Чигорин кивнул головой:

– Я понимаю эти чувства!

– Да, шахматы были истинным призванием Поля и должны были бы стать делом его жизни, – задумчиво продолжал Арну де Ривьер, – но, к сожалению, его слова расходились с делом. Он боролся против самого себя!

В ту зиму Поль победил и других известных маэстро, в том числе вашего покорного слугу, а затем снова уехал в Лондон, где за три недели провел ряд выступлений, после чего отплыл в Америку.

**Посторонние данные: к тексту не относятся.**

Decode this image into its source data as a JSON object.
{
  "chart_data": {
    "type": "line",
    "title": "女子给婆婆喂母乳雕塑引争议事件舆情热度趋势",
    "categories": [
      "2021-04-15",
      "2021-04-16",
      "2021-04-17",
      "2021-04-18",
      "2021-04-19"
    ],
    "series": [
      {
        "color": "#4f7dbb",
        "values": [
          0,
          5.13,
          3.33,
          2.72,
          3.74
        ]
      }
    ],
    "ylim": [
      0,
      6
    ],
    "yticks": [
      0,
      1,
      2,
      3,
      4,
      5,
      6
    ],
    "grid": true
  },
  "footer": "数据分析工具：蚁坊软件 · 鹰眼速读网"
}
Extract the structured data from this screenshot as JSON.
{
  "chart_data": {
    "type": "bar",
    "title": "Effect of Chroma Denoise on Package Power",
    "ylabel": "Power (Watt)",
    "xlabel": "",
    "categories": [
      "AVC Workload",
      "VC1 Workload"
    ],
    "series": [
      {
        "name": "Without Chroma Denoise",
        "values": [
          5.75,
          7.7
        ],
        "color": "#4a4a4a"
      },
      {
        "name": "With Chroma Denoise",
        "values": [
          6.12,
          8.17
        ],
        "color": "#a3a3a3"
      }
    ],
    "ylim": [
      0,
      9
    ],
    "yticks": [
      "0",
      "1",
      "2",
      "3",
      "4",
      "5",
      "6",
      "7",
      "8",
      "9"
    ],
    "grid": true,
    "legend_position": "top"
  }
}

Двадцатидвухлетний покоритель шахматной Европы был встречен соотечественниками с огромным энтузиазмом. Толпы поклонников восторженно приветствовали его, но когда на разных банкетах Морфи приходилось выступать с ответным словом, он выглядел мрачным, разочарованным и повторял выученный назубок урок строгой мамаши, что «не надо увлекаться шахматами в ущерб другим, более серьезным занятиям», а порою сообщал, что, дескать, «шахматы – игра для философов», что они «должны быть только развлечением и отдыхом».

Такое отношение к шахматам у Морфи стало теперь сочетаться со своеобразной манией величия. Так, он заявил, что согласится играть с тем или иным европейским чемпионом, как бы силен тот ни был, лишь давая ему фору пешку и ход. Дико! Правда, тогда шахматная теория не была так детально разработана, как сейчас, но смешно даже предположить, что при всем своем искусстве Поль мог бы добиться успеха на таких условиях против того же Андерсена или против Стаунтона, Петрова, Урусова да вообще против любого опытного маэстро.

А своим землякам мой Поль, фигурально выражаясь, попросту плюнул в физиономию, добавив, что с любым американским шахматистом будет играть, если вообще согласится, лишь давая вперед коня! Коня!!! Глупость явная!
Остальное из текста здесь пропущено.